Türkiye'nin en iyi haber sitesi
EMRE AKÖZ

Yine kritik bir Nevruz

Hatırlar mısınız: Bir ara PKK, "Kiminle savaşırsan, onunla barışırsın" diyordu. Burada kastedilen Silahlı Kuvvetler idi: "Mademki orduyla vuruşuyoruz, o halde barış anlaşmasını da orduyla yaparız" demek istiyorlardı.
Aslında bu fiyakalı söz, çağdaş gerçeği ifade etmiyor.

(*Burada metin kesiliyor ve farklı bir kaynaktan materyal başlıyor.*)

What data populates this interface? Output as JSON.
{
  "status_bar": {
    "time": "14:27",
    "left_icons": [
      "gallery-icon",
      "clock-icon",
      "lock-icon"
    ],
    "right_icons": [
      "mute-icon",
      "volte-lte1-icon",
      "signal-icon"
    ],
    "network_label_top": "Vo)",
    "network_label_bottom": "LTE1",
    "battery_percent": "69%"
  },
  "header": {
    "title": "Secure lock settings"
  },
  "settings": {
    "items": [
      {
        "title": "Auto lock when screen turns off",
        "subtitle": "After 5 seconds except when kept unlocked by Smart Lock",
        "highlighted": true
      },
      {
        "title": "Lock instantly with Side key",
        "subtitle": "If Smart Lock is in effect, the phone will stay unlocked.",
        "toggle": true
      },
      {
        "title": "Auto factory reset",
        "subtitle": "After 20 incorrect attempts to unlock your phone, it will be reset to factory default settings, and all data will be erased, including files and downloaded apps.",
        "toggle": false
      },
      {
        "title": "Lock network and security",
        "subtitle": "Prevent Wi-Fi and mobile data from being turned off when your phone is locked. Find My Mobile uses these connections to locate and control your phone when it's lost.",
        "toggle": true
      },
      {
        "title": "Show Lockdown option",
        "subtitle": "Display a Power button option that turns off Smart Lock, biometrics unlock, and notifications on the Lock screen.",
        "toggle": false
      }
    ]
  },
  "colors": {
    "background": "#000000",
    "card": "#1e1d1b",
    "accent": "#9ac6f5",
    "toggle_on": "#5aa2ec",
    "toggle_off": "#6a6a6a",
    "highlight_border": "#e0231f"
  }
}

Çünkü barışı, bizatihi savaşanların yapması, ortaçağda kalmış bir uygulama.
Durum çoktan değişti: Savaşı ordular yapıyor ama barış anlaşmasını siyasetçiler imzalıyor artık.
PKK'nın o tarzda konuşması, belli bir Türkiye analizine dayanıyordu: Ülkede 1920'lerden beri Vesayet Rejimi olduğunu... Seçimler yapılıp hükümetler kurulsa da, son sözü askerin söylediğini biliyorlardı.
Yani "kiminle savaşıyorsak, onunla barışırız" sözü esasında, "Sivil politikacıları takmayız, askeri önemseriz" anlamına da geliyordu.

Analizi değiştirdi

AK Parti'nin seçim zaferleriyle askeri siyasetten uzaklaştırmasıyla birlikte Abdullah Öcalan da Türkiye analizini değiştirdi.
Gerek Oslo Görüşmeleri... Gerek İmralı Tutanakları bu değişimi apaçık gösterdi: Apo, arada sırada iktidar partisine laf çaksa da, Başbakan Erdoğan'a toz kondurmuyordu. Çünkü Kürt siyasetinin muhatabı artık ordu değil, sivil siyasetti...
Geçen yılki 21 Mart Nevruz kutlamaları işte bu taze ortamda yapıldı. Apo'un İmralı'dan gönderdiği mektupta iki temel çağrı vardı: 1) "Silahı bırakalım siyaset yapalım." 2) "Ortadoğu'ya yönelik bir Türk-Kürt koalisyonu kuralım."
Kürt siyasetinin Türk siyasetiyle yaptığı işbirliği bugünlere kadar bozulmadan geldi. İki taraf da bağrına taş basmayı bildi...
Mesela Fransa'da üç PKK'lı kadının öldürülmesi olayının arkasında MİT'in olduğu iddiası arayı bozmadı. Şartlar başka olsa, PKK ortalığı ayağa kaldırırdı. Ama barış süreci aksamasın diye susmayı tercih ettiler.
Siyasi açıdan kullanılmaya çok elverişli olan ses kayıtlarını da duymazdan geldiler.

Sıkıştırma çabası

Geçenlerde yayınlanan KCK bildirisi ise yukarıda özetlemeye çalıştığım ortama pek uygun değildi. Örneğin bildiriye başlık olarak seçilen, "Hükümet muhatap olmaktan çıktı" ibaresinin üzerinde durulması gerekiyordu: Madem muhatabınız Hükümet değil; o halde kim?
Öyle ya... Siyasetten elini çekmiş gözüken orduda bir kıpırdanma olsa... Mesela vesayet günlerine dönüşü amaçlayan çıkışlar yapılsa. O zaman bu sözü farklı okumak mümkün olabilir.
Ordu değil. Peki, kim? Kürtlerin çoğunluğu oluşturduğu bölgelerde kayda değer bir varlık gösteremeyen CHP mi? Siyasi icraat yapma imkânı olmayan Cemaat mi? Kim?
Bu açıklamanın, bütün enerjisini Cemaat ile mücadeleye ve 30 Mart yerel seçimlerine vermiş olan Hükümet'i "sıkıştırma" amaçlı olduğu gözüküyor.
Kabaca söylersek: PKK, Hükümet'i, "Barış sürecini bitiririm ha!" diye tehdit ediyor. (Bence, Apo'ya da, "Paçayı kurtaracağım diye pasif durma" mesajı verilmekte satır arasında.)
Bilhassa Diyarbakır'da yapılacak olan Nevruz kutlamalarını iyi izlemek gerek: Çünkü 30 Mart sonrası hakkında fikir verecek.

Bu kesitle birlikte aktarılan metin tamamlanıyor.